Çekişmeli taşınmazın bulunduğu alan 14.02.2019 tarihinde ihdasen Hazine adına hali arazi vasfıyla 1785 parsel numarası ve 646.791,49 metrekare yüz ölçümü ile tapuya tescil edilmiş, daha sonra 3402 sayılı Kanun'un Ek 1.maddesi gereği parsel sınırları ve koordinatları güncellenerek 23.07.2020 tarihinde 131 ada 59 parsel numarası ve 646.374,43 m2 yüz ölçümü ile tescil edilmiştir.
2. İlgili Hukuk
6100 sayılı Hukuk Muhakemeleri Kanunu'nun 190. maddesinde; "İspat yükü, kanunda özel bir düzenleme bulunmadıkça, iddia edilen vakıaya bağlanan hukuki sonuçtan kendi lehine hak çıkaran tarafa aittir."
4721 sayılı Türk Medeni Kanununun 6. maddesinde; "Kanunda aksine bir hüküm bulunmadıkça, taraflardan her biri, hakkını dayandırdığı olguların varlığını ispatla yükümlüdür."
4721sayılı Türk Medeni Kanunu’nun 713/1. maddesinde; “Tapu kütüğünde kayıtlı olmayan bir taşınmazı davasız ve aralıksız olarak yirmi yıl süreyle ve malik sıfatıyla zilyetliğinde bulunduran kişi, o taşınmazın tamamı, bir parçası veya bir payı üzerindeki mülkiyet hakkının tapu kütüğüne tesciline karar verilmesini isteyebilir.”

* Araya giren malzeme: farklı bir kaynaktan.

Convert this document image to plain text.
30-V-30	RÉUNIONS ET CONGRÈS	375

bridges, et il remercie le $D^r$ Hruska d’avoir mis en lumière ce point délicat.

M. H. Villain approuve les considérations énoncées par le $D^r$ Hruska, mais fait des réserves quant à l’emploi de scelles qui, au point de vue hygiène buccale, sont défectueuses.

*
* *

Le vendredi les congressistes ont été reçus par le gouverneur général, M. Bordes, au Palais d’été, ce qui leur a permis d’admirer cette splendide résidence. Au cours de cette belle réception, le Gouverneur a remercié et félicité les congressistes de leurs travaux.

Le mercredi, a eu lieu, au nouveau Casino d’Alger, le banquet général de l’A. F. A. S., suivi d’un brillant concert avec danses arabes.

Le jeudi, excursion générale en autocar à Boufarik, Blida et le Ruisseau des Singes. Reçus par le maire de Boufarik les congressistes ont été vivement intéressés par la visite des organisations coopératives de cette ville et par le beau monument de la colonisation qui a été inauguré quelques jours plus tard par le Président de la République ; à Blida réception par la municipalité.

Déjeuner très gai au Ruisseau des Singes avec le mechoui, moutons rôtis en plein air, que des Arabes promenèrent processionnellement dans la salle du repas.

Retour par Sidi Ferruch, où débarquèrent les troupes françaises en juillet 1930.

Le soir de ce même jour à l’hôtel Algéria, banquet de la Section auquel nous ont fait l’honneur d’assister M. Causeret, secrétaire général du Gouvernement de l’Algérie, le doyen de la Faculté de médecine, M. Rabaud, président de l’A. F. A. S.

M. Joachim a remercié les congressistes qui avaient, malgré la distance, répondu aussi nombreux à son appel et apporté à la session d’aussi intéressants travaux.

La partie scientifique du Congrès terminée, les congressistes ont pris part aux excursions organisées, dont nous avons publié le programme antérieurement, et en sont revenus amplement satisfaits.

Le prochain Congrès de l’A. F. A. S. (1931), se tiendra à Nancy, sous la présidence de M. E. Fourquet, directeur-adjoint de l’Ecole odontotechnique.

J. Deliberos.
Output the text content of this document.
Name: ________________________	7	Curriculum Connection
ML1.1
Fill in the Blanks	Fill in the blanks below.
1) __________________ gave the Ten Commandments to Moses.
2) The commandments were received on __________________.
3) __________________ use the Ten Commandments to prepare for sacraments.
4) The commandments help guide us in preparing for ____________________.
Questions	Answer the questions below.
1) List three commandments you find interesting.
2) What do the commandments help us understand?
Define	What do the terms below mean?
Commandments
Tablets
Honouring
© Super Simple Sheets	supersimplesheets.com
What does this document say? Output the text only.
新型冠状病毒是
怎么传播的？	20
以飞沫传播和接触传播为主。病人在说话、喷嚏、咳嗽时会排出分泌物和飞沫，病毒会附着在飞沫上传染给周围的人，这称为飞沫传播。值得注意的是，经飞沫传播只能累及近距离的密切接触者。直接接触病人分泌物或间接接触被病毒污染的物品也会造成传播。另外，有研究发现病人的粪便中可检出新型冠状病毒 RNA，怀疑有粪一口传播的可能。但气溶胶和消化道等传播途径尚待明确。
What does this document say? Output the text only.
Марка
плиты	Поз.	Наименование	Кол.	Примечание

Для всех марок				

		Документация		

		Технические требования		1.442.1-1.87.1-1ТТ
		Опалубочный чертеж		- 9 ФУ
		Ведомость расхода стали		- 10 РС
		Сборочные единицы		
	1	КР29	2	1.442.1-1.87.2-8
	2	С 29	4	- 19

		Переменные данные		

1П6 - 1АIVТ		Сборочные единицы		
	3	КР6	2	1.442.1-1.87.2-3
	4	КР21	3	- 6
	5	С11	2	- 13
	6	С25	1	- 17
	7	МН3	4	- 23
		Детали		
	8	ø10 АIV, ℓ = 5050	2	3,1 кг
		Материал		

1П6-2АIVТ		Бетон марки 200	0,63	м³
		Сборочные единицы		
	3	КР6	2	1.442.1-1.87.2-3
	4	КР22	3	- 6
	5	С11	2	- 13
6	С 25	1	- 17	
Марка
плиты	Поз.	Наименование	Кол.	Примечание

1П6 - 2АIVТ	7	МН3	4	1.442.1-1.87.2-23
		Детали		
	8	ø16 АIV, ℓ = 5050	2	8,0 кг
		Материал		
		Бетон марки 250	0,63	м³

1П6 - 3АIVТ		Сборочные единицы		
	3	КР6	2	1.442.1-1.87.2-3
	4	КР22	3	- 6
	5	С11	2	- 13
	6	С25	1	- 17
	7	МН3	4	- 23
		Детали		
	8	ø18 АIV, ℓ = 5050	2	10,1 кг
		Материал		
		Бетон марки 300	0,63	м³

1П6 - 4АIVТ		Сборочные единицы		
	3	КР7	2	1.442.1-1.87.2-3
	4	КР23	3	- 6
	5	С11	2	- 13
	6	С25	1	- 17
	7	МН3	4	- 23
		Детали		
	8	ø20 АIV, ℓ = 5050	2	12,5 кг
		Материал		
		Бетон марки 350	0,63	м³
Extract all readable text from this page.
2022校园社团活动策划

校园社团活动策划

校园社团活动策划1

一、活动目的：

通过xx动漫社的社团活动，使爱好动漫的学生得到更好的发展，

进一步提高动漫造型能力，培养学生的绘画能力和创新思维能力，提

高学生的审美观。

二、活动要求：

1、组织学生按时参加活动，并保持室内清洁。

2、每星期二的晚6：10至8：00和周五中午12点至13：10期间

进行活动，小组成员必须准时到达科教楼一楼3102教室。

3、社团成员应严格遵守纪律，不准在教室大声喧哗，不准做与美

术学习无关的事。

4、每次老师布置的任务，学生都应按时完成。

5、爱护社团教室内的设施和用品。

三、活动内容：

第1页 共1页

3402 sayılı Kadastro Kanunu’nun 14. maddesinde; “Tapuda kayıtlı olmayan ve aynı çalışma alanı içinde bulunan ve toplam yüzölçümü sulu toprakta 40, kuru toprakta 100 dönüme kadar olan (40 ve 100 dönüm dahil) bir veya birden fazla taşınmaz mal, çekişmesiz ve aralıksız en az yirmi yıldan beri malik sıfatıyla zilyetliğini belgelerle veya bilirkişi veyahut tanık beyanlarıyla ispat eden zilyedi adına tespit edilir.”
3402 sayılı Kadastro Kanunu’nun 17. maddesinde; “Orman sayılmayan Devletin hüküm ve tasarrufu altında bulunan ve kamu hizmetine tahsis edilmeyen araziden, masraf ve emek sarfı ile imar ve ihya edilerek tarıma elverişli hale getirilen taşınmaz mallar 14. maddedeki şartlar mevcut ise imar ve ihya edenler veya halefleri adına, aksi takdirde Hazine adına tespit edilir.’’ hükümleri yer almaktadır.
3. Değerlendirme
Temyiz olunan nihai kararların bozulması 6100 sayılı HMK’nın geçici 3/2 maddesinin yollamasıyla 1086 sayılı HUMK’nın uygulanacağı davalar yönünden HUMK’nın 428. maddesinde yer alan sebeplerden birinin varlığı halinde mümkündür.
Temyizen incelenen ve bozmaya uygun olarak verilen karar, tarafların karşılıklı iddia ve savunmalarına, dayandıkları belgelere, uyuşmazlığa uygulanması gereken hukuk kuralları ile hukuki ilişkinin nitelendirilmesine, dava şartlarına, yargılama ve ispat kuralları ile kararda belirtilen gerekçelere göre usul ve kanuna uygun olup davacı tarafın temyiz dilekçelerinde ileri sürülen nedenler kararın bozulmasını gerektirecek nitelikte görülmemiştir.
VI. KARAR
Açıklanan nedenlerle
Davacı vekilinin yerinde bulunmayan temyiz itirazının reddiyle, usul ve yasaya uygun olan hükmün ONANMASINA,
Aşağıda yazılı 120.60 TL bakiye onama harcının temyiz eden davacıdan alınmasına,
Kararın tebliğinden itibaren 15 gün içinde karar düzeltme yolu açık olmak üzere,
04.04.2023 tarihinde oy birliği ile karar verildi.